If I had any doubts about whether or not this was something I wanted to go through with, hearing her talk now only solidified it. I want to show them we are happy, that Quinn is incredible, and prove to them that she’s more than just capable—she’s amazing.

“Well, then I guess it’s a good thing you’re living with your boyfriend. That way, they won’t think you’re asking for help,” I tell her with a wink, and she actually blushes.

The girl who’s choked on my cock and who I’ve licked every inch of her body is still nervous around me. I like that more than I should.

“Yeah, yeah,” she says with a laugh. “I really should go look through my stuff. I have to figure out what to wear for the first game, but I’m just too lazy.”

“I get that,” I tell her, laughing. My eye is starting to hurt, but I don’t tell her that. After, we both sit in silence on the couch, shifting and avoiding eye contact like we aren’t exactly sure what we’re supposed to do. Neither of us entirely knows what to say, as we’ve honestly never really “hung out” before, at least not in years.

Not since we were younger. We used to hang out all the time, but that was before everything happened. After that, we lost touch for a while, only seeing each other when we were in the same place at the same time, mostly for family events, and never intentionally.

Until Ally and I split.

One night I was out with the team and ran into Quinn at a bar. She ended up coming over and hanging out with us and meeting the guys.

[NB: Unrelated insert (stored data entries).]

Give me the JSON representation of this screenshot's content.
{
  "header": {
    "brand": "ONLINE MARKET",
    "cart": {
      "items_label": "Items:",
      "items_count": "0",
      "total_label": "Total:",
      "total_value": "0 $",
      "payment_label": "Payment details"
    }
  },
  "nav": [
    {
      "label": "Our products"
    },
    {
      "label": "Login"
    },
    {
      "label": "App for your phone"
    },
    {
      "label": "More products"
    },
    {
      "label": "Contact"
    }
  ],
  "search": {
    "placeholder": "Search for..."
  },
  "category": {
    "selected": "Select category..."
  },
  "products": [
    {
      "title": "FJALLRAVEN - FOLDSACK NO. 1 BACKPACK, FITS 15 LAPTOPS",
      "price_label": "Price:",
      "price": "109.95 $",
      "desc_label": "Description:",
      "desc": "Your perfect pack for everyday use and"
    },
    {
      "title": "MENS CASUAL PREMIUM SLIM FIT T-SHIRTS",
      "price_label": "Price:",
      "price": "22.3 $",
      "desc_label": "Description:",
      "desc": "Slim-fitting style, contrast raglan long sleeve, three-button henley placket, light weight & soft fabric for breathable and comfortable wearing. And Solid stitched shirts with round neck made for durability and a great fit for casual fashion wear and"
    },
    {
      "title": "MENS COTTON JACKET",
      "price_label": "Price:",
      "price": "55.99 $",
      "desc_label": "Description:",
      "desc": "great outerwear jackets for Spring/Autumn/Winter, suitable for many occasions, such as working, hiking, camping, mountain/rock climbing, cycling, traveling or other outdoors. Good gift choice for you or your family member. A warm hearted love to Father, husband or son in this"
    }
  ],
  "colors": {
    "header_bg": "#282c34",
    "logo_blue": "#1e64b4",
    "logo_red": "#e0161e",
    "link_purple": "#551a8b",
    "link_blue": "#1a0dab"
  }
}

A lot of tequila later and a few rounds of truth or dare with the guys, with quite a fewvery pointedquestions our way, I learned just how adventurous she was…in and out of the bedroom. It’s always been a challenge for me to find someone who I am sexually compatible with because my tastes can be a little too much for some people.

I’m not talking whips and chains or, like, a red room of fun or anything. I just like what I like, and what I like is being in control. I always have, both in and out of the bedroom. People used to joke and call me type A, but I think it was more than that. When I was a kid, I was put in therapy after I started asking questions about why my parents left. My therapist was great, asked a lot of questions, and I ended up seeing him for a couple of years.

I still remember one day he told me that I liked to control things around me, not because I was mean, but merely because I hated losing my parents and had no control over it. It felt hopeless, and I hated it.